Quantifying the effect of low-sulfur shipping fuels
Researchers used a state-of-the-art model of ship traffic based on satellite records to determine where ship activity was producing emissions and adjusted to account for expected vessel emission growth rates by the year 2020. They used another high-resolution model to see how ship emissions would mix and chemically transform in the atmosphere, how they disperse and how they contribute to air quality where people live.
To compute how additional pollution from ships increases risk of disease for exposed populations, especially those living in coastal communities or along major shipping lanes and far inland in some nations like India, the team incorporated important underlying health information from the World Health Organization and Global Asthma Network.
"Our results show that these regulations are beneficial, but also that more air pollution health benefits remain possible with less-polluting ships," said James Winebrake, professor and dean at RIT, an authority on the environmental impacts of transportation, including health risk assessments.

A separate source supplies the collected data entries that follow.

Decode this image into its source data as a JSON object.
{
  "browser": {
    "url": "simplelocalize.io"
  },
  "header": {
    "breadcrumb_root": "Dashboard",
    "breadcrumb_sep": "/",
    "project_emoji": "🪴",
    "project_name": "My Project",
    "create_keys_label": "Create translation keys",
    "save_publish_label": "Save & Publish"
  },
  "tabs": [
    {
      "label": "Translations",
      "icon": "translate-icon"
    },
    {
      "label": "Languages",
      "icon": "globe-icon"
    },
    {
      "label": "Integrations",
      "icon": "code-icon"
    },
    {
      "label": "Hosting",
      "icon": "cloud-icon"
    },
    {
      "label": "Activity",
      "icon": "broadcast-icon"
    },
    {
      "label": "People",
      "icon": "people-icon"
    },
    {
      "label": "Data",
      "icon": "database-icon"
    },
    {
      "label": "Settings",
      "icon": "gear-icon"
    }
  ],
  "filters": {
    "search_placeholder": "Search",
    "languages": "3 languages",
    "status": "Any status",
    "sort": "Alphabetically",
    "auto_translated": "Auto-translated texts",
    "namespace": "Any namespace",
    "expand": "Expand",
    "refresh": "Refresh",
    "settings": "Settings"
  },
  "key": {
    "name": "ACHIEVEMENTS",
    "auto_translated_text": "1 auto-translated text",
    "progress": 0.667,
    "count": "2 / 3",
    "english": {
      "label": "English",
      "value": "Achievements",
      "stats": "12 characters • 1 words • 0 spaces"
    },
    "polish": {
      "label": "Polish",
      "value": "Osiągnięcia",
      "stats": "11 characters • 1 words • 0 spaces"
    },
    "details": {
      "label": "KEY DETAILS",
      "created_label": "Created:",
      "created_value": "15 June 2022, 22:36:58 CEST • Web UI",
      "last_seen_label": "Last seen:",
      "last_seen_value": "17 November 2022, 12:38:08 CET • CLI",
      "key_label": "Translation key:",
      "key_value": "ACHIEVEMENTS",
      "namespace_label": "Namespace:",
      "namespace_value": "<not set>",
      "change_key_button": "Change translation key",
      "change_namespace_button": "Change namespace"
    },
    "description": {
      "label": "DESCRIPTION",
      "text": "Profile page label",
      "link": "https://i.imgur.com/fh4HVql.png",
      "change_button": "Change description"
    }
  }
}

The new IMO rule will decrease the allowable amount of sulfur in fuel oil from 3.5 percent to 0.5 percent, a reduction from 35,000 parts per million (ppm) to 5,000 ppm. Refining industries will invest in the necessary technology to produce, and shipping will invest to adapt engine systems to use, these cleaner fuels. These costs will be borne by consumers in the prices of goods they buy. Corbett believes that improved global health is worth the investment.
"Cleaner ships fuels help people who don't have an economic role in the pollution they are suffering, some in places that aren't engaged in trade at all, as well as communities located along major shipping lanes," said Corbett, an expert on environmental policy and global shipping.
Public health benefits bring climate tradeoffs
While the health benefits are clear, the research also quantifies tradeoffs in terms of climate.
Sulphur dioxide emissions from ships create small particles. These sulfur containing particles reflect sunlight and help form brighter clouds, creating a global effect that temporarily diminishes the warming effects of carbon dioxide.
Think of this warming effect like a pot of water boiling on the stove. Adding ice cubes to the boiling water can slow how quickly the water heats up, but it does not stop the heating itself. It's the same with sulfur in the atmosphere.
So, what happens when ships emit less sulfur and warming from greenhouse gases is no longer offset?
"The use of cleaner ship fuels will increase the rate of global warming by about 3 percent," said FMI senior scientist Mikhail Sofiev, who led the climate-related research. "This means more attention may be needed to reduce greenhouse gases across all sectors of the global economy."
At the same time, shipping activity is expected to increase with global trade and continue to produce harmful air emissions and greenhouse gases. Despite the upcoming reductions, low-sulfur marine fuels will still account for approximately 250,000 deaths and 6.4 million childhood asthma cases annually, so more stringent standards beyond 2020 may be needed to provide additional health benefits.